Bijvoorbeeld, de klasse dieren omvat duidelijk honden, paarden, vogels, enz. als leden en sluit duidelijk objecten uit als rotsen, vloeistoffen, planten, enz. Objecten als zeesterren, bacteriën, enz. hebben echter een dubbelzinnige status ten opzichte van de klasse dieren. Eenzelfde soort dubbelzinnigheid doet zich voor bij … de “klasse van alle reële getallen die veel groter zijn dan 1”, of “de klasse van mooie vrouwen”. . . Toch blijft het een feit dat dergelijke onnauwkeurig gedefinieerde “klassen” een belangrijke rol spelen in het menselijk denken, met name op het gebied van patroonherkenning, informatieoverdracht en abstractie.

Afbeelding kan Lotfi A. Zadeh Tie Accessories Accessory Face Human Person Head Text Clothing and Apparel
Zadeh, afgebeeld op een zelfportret, was geïnteresseerd in de vage oneindigheid die ligt tussen nul en één.

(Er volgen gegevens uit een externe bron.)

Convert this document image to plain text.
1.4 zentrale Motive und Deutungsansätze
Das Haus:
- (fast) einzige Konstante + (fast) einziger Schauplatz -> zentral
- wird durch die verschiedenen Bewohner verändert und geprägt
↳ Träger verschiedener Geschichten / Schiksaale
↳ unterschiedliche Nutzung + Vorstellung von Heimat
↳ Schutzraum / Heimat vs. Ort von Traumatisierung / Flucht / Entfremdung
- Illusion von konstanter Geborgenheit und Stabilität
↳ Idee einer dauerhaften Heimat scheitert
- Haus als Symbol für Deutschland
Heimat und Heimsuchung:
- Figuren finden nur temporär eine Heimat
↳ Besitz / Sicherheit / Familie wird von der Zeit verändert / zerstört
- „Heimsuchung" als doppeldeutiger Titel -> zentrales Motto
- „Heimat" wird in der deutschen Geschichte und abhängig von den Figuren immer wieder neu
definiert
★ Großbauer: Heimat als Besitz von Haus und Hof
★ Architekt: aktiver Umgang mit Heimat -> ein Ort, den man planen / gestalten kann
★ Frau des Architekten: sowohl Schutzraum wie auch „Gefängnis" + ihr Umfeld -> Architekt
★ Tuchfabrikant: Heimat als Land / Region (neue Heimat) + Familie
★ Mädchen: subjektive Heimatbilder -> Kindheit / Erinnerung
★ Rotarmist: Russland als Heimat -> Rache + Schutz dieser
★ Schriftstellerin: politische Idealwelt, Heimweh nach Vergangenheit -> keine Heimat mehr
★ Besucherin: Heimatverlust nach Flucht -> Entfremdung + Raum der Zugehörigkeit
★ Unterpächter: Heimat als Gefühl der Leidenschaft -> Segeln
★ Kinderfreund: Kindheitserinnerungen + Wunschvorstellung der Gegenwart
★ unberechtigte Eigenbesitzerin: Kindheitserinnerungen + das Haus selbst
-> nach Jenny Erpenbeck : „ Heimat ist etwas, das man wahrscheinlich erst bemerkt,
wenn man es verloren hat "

Foto courtesy Norman Zadeh and Bart Kosko

Zadehs argument leek op een idee dat Albert Einstein vier decennia eerder had verwoord, in zijn boek “Geometry and Experience.” “Voor zover de wetten van de wiskunde betrekking hebben op de werkelijkheid, zijn ze niet zeker’, schreef Einstein. “En voor zover ze zeker zijn, verwijzen ze niet naar de werkelijkheid.”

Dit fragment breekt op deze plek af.